En el toma y daca de la fortuna, el primer tiempo fue un 0 a 0 trabado en la mitad de la cancha y eso colaboró con el relato de Osvaldito, que creyó ver la luz al final del túnel cuando en el descanso uno de los dirigentes del equipo local se acercó para ofrecerle un chocolate caliente. Un alivio redentor le invadió el cuerpo cuando metió el primer trago profundo, pero más aún cuando reconoció la cara de su salvador: un camionero, conocido de su papá, que al verlo arriba del 504 sufriendo para adivinar lo que pasaba en uno de los arcos se ofreció a estacionar su camión para que pudiera relatar desde arriba de la caja.

Mientras subía por la escalerita del 1114 para instalarse en esa especie de visera que los camiones Mercedes Benz tienen sobre la cabina, Osvaldito pensaba que por fin había dado con un sueño agradable, que merecía ser disfrutado, y eso se notó en su relato del segundo tiempo.

Todos los resabios de angustia y sufrimiento se le fueron definitivamente del cuerpo cuando llegó el gol postrero de su equipo, el equipo del pueblo. Una especie de electricidad le recorrió las extremidades y recién en ese momento notó que había olvidado ponerse las zapatillas. “Pucha, otra vez desnudo como en los sueños”, pensó inconsciente, pero no le dio importancia porque no existe nada más trascendente que un gol sobre la hora y de visitante.

Cuentos de Fútbol: Osvaldito

En su alarido transmitido por la radio, Osvaldito dejó fluir lo mejor que tenía y las palabras le brotaron una detrás de otra, correctas y emotivas, como si fueran aguas danzantes haciendo delirar a grandes y chicos.
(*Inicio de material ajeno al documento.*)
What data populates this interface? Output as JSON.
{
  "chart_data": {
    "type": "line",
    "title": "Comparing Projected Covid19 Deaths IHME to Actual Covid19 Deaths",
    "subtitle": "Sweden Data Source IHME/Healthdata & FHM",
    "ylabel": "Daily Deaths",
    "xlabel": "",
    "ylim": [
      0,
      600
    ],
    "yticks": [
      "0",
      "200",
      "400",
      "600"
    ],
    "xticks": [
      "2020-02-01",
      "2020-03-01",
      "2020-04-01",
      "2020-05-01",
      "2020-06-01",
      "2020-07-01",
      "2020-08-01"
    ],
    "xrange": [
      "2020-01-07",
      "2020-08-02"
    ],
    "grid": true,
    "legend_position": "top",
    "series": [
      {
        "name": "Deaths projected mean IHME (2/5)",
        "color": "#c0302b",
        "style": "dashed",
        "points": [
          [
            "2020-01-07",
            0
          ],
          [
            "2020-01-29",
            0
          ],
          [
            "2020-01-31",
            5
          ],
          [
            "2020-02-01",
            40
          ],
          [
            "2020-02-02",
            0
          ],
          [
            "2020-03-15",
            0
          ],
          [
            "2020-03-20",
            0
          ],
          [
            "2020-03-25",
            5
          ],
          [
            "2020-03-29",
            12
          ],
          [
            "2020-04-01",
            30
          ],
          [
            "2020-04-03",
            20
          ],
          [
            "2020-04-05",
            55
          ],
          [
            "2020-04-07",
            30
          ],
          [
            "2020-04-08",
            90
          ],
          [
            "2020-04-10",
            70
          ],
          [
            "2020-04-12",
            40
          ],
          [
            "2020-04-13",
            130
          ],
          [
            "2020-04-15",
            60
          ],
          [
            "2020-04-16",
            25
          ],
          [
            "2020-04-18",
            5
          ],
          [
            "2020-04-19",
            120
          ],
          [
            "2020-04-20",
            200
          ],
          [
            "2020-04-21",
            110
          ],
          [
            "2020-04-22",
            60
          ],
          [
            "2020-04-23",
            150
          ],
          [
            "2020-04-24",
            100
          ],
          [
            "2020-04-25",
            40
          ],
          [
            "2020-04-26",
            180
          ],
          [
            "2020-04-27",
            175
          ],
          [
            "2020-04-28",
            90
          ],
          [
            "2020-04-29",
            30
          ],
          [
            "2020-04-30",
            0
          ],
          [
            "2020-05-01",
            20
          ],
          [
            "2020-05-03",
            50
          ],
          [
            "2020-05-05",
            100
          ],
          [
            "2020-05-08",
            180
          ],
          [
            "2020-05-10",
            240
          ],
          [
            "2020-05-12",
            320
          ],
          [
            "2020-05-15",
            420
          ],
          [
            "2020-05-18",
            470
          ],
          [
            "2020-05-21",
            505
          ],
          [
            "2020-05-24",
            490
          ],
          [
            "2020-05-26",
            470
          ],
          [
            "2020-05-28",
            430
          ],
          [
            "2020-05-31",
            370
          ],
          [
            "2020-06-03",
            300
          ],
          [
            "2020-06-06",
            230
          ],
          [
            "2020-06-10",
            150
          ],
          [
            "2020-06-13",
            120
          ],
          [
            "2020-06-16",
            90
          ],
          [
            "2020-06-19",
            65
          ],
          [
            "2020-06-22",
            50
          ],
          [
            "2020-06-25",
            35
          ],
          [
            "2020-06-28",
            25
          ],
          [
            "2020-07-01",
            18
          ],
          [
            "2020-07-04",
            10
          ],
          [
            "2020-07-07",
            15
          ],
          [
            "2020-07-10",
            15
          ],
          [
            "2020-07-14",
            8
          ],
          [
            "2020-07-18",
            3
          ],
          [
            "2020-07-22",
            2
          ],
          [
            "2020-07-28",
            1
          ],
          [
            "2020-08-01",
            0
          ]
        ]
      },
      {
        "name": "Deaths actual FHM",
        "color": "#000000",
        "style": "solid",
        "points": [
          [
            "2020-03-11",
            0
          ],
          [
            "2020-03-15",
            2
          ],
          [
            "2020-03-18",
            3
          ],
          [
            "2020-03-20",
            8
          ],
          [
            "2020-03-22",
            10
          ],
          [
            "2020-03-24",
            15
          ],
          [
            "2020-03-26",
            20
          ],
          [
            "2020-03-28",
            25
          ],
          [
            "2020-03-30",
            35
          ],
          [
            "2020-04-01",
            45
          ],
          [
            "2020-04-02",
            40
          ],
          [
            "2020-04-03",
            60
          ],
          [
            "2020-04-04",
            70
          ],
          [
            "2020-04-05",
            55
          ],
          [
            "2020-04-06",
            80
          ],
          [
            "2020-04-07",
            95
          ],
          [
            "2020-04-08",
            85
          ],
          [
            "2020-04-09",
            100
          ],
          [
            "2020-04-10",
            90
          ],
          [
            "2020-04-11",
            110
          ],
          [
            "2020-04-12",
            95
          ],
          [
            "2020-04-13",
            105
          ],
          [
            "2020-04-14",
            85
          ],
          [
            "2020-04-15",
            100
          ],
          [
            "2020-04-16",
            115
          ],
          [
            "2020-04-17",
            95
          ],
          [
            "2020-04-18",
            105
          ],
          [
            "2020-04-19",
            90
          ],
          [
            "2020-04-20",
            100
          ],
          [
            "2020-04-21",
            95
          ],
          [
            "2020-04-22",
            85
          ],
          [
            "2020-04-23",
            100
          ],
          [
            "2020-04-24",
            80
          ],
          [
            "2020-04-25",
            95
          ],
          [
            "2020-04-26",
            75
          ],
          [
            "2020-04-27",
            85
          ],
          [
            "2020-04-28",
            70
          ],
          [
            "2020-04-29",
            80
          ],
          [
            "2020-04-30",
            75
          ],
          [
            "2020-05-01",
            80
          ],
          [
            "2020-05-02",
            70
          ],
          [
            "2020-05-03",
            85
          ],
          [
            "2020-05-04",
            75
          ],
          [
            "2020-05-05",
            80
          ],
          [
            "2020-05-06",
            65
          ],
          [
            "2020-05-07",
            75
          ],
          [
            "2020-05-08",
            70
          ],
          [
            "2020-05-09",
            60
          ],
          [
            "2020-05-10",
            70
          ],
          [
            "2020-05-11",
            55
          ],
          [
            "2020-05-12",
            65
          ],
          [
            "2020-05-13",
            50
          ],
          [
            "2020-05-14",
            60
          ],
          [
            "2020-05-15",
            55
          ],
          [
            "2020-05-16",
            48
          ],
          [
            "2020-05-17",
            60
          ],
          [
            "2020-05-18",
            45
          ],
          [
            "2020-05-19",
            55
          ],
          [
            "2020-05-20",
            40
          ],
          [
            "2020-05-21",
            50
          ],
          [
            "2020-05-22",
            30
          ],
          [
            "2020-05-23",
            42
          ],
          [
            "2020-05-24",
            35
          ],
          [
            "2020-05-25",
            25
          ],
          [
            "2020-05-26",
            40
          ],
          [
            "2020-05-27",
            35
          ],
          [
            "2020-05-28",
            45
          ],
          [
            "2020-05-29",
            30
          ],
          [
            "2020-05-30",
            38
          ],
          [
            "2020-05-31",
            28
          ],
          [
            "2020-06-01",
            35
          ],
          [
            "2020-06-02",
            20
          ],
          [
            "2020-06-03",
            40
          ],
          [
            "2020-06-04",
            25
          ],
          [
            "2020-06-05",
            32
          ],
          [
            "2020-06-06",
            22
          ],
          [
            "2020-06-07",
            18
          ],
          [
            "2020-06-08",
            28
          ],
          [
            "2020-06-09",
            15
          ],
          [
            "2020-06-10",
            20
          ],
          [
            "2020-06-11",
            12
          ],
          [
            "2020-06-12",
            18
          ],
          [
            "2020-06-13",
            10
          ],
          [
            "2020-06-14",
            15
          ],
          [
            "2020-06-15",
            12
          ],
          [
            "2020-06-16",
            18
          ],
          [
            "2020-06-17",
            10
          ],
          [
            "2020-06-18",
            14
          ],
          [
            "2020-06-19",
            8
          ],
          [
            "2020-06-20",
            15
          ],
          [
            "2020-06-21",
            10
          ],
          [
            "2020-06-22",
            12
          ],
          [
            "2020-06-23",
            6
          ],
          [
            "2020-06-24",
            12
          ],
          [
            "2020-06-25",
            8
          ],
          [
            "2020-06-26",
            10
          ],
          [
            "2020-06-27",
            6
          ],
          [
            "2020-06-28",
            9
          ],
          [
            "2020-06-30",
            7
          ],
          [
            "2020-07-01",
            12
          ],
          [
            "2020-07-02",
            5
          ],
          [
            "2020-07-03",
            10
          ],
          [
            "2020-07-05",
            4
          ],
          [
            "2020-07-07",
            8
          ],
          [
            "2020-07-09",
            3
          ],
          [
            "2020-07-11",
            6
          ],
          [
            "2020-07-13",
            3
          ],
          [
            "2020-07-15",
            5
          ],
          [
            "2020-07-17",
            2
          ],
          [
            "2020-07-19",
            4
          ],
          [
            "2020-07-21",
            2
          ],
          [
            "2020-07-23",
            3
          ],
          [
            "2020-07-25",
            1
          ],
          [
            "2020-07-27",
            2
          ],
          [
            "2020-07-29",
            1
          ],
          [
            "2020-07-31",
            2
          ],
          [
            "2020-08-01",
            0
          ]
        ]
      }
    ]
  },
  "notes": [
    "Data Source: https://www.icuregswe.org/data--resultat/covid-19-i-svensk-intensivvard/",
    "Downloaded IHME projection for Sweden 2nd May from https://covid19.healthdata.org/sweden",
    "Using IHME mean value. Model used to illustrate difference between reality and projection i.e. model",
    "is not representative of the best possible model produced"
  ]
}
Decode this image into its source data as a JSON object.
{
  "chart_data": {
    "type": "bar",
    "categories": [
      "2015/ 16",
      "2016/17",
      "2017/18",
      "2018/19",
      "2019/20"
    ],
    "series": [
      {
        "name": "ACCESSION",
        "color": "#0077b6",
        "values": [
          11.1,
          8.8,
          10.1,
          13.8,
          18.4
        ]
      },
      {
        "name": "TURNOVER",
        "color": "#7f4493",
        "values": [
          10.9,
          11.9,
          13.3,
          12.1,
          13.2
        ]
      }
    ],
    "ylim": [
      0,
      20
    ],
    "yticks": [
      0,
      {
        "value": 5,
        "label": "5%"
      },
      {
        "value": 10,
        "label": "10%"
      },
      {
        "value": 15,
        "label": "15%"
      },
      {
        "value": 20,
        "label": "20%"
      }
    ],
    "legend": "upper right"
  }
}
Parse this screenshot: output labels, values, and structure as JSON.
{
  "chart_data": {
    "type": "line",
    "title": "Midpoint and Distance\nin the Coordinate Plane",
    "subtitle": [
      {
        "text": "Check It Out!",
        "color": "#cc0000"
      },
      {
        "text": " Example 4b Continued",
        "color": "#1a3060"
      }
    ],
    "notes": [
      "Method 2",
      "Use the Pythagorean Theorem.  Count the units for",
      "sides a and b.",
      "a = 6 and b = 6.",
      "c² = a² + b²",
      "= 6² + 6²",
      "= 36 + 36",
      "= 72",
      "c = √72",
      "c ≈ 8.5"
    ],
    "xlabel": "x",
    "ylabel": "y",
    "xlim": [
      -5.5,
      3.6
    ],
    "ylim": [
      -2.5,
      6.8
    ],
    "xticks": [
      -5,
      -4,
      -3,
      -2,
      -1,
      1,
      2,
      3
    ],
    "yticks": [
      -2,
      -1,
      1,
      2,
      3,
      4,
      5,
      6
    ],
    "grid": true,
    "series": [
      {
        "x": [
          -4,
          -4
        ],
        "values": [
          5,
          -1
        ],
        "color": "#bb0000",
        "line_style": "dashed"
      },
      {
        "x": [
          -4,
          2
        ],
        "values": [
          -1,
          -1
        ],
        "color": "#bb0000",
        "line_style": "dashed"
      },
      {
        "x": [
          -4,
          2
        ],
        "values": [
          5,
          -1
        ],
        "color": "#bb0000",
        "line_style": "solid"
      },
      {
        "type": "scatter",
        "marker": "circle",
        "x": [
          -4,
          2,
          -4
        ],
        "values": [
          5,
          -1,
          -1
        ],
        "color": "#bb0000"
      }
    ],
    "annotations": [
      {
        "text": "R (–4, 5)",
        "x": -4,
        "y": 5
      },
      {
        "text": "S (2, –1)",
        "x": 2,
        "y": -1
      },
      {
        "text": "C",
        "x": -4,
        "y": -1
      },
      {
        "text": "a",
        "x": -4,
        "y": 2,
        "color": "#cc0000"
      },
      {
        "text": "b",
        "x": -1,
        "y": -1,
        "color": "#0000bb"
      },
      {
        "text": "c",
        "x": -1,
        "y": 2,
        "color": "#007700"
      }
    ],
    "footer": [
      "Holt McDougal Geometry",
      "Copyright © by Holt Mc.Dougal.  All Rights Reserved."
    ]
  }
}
Osvaldito sentía que flotaba adentro de una burbuja, hasta que una chispa de magiclick la pichó y empezó a notar que el piso se movía. Temblaba. Cuando abrió los ojos confirmó que no estaba soñando y descubrió, absorto, que la cancha se alejaba a medida que el camión se movía y los jugadores se veían cada vez más chiquitos en el horizonte. “No puede ser. Y dale con estos malditos sueños raros”, reincidió tratando de convencerse de que no era verdad lo que pasaba. Que no podía ser que el amigo de su papá tuviera semejante actitud.

El ruido acelerado del motor del Mercedes 1114, bramando con bronca y furia, se le grabó para siempre en la cabeza a Osvaldito, junto con otras dos enseñanzas eternas: la realidad se puede soñar pero no es un sueño y la gente nunca es demasiado buena, menos cuando a su equipo le meten un gol sobre la hora y de local. También comprendió que los sueños son como la sombra: jamás se sabe quién persigue a quién.